In the last three weeks we've been noticing that Delaney has had increasing difficulty at night and we've needed to suction a lot more. This has been exhausting and painful for us but even more to see this sweet angel struggle so much. We had grown increasing concerned and felt we needed to have her heart checked and took her down to CH to find out what may be happening. On September 12th, we took her in and had an echocardiogram done.

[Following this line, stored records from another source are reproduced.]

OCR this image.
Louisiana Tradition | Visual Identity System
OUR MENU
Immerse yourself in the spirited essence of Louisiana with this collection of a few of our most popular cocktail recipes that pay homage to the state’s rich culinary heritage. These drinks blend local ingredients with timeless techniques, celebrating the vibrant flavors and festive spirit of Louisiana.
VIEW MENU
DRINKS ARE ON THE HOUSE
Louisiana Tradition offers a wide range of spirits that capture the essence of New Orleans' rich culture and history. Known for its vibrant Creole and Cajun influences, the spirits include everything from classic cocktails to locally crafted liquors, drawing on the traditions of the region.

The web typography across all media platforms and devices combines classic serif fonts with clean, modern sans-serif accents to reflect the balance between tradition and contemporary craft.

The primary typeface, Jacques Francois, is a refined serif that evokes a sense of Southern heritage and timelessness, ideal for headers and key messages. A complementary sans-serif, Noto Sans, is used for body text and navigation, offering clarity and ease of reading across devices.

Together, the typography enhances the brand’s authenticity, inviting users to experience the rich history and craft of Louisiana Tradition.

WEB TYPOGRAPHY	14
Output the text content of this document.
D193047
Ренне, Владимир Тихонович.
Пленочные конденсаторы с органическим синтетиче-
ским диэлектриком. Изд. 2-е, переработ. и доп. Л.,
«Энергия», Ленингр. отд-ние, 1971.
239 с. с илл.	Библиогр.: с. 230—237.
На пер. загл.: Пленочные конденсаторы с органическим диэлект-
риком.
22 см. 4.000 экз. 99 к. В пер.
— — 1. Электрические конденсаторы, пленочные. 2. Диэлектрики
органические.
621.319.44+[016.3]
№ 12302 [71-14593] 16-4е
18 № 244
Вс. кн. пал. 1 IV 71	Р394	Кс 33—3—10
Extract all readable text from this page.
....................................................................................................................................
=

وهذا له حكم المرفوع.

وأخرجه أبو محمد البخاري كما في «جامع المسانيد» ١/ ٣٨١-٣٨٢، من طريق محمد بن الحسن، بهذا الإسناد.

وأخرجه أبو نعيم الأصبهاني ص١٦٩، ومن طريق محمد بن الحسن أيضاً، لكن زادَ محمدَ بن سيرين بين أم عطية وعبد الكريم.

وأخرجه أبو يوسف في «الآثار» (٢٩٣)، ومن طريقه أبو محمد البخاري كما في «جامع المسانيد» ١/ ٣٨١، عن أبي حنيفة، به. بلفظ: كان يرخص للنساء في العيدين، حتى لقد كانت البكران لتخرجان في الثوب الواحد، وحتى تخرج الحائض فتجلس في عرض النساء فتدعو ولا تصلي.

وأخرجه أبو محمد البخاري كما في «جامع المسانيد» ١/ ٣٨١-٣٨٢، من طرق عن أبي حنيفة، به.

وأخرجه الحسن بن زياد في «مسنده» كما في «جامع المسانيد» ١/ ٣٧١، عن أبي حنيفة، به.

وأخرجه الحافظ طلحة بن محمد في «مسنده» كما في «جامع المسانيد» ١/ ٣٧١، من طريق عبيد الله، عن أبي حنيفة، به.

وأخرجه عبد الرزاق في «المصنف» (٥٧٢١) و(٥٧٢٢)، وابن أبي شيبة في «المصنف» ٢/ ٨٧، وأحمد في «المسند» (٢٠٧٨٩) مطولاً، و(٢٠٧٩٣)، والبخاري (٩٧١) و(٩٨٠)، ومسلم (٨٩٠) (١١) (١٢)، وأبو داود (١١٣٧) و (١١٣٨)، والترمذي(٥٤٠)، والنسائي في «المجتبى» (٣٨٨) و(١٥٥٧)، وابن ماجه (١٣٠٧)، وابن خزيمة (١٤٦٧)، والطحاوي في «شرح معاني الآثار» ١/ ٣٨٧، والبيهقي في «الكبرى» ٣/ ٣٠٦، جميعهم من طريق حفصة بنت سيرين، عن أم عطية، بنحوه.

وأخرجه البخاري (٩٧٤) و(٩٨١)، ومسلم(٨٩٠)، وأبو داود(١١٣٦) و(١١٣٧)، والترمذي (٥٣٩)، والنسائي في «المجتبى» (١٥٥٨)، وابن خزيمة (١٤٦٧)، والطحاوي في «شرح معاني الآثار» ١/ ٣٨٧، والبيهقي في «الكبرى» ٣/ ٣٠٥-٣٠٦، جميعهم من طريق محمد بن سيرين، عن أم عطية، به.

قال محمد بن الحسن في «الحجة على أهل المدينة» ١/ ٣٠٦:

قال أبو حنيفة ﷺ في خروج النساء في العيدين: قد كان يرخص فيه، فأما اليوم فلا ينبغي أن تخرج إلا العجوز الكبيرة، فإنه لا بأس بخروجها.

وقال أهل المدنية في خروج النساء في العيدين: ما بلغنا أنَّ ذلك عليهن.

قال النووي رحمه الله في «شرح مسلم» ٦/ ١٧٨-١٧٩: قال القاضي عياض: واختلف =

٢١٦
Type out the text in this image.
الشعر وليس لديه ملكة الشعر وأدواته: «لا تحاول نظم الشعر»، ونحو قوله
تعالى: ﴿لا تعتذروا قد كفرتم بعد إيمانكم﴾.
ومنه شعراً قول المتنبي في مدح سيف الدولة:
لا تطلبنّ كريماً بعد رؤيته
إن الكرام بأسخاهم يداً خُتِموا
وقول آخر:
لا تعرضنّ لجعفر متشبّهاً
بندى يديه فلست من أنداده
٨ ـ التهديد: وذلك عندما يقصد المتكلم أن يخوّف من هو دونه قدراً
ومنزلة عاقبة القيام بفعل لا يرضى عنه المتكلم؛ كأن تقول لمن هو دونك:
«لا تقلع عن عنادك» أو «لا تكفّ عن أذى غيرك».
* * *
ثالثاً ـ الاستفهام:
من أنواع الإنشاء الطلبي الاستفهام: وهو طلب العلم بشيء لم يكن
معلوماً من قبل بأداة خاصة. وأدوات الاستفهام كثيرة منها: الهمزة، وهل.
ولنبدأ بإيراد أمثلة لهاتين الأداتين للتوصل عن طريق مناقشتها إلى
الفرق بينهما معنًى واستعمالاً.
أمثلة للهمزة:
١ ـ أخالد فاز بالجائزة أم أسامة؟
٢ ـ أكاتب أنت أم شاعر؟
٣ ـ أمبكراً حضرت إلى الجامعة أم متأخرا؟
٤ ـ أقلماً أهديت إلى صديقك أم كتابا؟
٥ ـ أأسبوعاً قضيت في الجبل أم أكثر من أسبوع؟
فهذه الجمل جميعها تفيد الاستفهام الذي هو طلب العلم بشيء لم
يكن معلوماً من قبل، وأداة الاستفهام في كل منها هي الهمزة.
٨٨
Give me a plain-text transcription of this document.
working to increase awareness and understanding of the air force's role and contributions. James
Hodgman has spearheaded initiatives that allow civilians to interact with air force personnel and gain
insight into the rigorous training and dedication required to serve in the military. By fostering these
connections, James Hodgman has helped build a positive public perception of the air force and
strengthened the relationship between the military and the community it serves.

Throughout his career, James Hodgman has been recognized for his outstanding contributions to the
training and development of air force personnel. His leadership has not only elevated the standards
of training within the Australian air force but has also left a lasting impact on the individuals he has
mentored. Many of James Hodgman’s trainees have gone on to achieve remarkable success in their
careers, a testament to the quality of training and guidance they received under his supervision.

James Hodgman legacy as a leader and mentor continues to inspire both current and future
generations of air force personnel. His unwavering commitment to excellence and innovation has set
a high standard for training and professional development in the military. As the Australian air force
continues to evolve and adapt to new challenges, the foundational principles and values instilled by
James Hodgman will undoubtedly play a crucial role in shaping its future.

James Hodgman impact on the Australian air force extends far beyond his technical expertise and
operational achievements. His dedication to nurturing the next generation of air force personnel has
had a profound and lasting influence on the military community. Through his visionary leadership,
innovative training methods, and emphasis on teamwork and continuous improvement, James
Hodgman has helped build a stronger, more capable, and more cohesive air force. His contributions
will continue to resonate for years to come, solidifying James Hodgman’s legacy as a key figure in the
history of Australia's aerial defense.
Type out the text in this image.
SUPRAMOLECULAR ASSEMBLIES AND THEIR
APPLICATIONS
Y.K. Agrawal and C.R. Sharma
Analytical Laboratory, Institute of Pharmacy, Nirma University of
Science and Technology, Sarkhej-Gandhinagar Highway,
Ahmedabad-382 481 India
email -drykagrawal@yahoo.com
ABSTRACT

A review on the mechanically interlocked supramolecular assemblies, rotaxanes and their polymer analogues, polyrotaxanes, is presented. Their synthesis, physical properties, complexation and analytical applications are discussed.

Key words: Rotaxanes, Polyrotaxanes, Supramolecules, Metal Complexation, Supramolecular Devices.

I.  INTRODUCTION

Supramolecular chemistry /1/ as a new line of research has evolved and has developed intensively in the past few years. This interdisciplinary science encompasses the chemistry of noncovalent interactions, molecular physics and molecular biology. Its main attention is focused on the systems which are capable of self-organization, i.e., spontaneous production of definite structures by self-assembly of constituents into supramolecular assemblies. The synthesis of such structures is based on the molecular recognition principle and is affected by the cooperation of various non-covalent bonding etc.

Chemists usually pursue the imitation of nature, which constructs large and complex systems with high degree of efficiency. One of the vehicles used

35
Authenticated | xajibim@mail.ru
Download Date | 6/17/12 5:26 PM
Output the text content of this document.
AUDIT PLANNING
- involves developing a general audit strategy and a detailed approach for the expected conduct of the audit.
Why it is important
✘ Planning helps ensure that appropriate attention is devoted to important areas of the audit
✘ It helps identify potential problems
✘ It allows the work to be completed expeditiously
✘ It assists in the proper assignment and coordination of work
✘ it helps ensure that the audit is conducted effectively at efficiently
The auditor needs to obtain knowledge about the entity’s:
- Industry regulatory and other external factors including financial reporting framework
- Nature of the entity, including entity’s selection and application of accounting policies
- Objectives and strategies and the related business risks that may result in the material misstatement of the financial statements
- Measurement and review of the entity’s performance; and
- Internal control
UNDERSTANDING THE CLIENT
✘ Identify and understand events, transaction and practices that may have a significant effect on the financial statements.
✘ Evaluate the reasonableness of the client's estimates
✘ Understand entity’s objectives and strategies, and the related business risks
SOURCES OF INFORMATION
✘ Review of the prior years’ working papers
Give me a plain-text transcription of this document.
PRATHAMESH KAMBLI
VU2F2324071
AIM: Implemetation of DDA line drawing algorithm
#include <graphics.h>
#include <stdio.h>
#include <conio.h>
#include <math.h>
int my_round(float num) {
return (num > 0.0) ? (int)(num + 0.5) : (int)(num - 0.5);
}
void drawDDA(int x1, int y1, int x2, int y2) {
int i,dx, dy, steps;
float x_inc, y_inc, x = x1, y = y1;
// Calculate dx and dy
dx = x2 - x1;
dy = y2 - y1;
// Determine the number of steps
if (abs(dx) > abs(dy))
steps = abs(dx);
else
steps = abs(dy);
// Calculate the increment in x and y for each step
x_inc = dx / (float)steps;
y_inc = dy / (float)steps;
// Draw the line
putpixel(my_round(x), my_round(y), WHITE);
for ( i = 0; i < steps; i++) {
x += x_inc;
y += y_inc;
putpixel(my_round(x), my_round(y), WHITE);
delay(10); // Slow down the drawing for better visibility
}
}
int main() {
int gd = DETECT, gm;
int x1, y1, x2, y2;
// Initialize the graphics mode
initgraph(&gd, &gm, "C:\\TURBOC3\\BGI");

We've seen this many times in the past months so we are no strangers to looking at ventricles and valves and all the different angles, all fascinating but this visit were were worried to begin with.

As the technician was moving through the different angles and pointing out different structures we saw something that was quite astonishing, the VSD had a significant amount of tissue that was apparently trying to cover the hole. You would have to think of this as sort of a netting or mesh as there is still a significant amount of blood which is passing over the septum. Still I was feeling encouraged. It was only a few moments later that what we had feared would happen materialized. They have an algorithm which calculates the blood flow passed the coarctation, this velocity which results would be compared to previous figures. As of that Monday it was clear that Delaney's coarctation has returned. The took blood pressures on all four limbs and found a gradient of 30, this was previous 10-15, this doubling since the last check. As a result of this there is less blood flow that is perfusing to her stomach and lower extremities. The more this worsens the more trouble she will have feeding and circulating blood throughout her body. While we were there they tested Delaney's stool for blood and unfortunately it was positive. In otherwise normal healthy babies this is sometimes is an indication of an allergy to protein, sadly for us this means that her stomach is failing. The pain and irritability that we've seen in her the previous weeks was likely due to this change in cardiac status.

This news is incredibly devastating to us, we have been doing everything possibly to give her the best chance of overcoming her challenges. To give her a chance to have as much quality of life as possible. What we now have to realize is that it's not always best to do everything you can, sometimes you have to focus on everything you should.

As I bring this post to a close in the last two weeks we have hunkered down and our focus is to cherish every moment we can have with her. We are doing everything we can do keep her comfortable and calm. We don't know how long she has, we've been told weeks or months. There are times that we've felt that it would only be a matter of days, yet she continues to surprise us and perhaps there are more surprises ahead. Some days have been more challenging than others but we hope that you will be here with us in spirit during this most difficult time.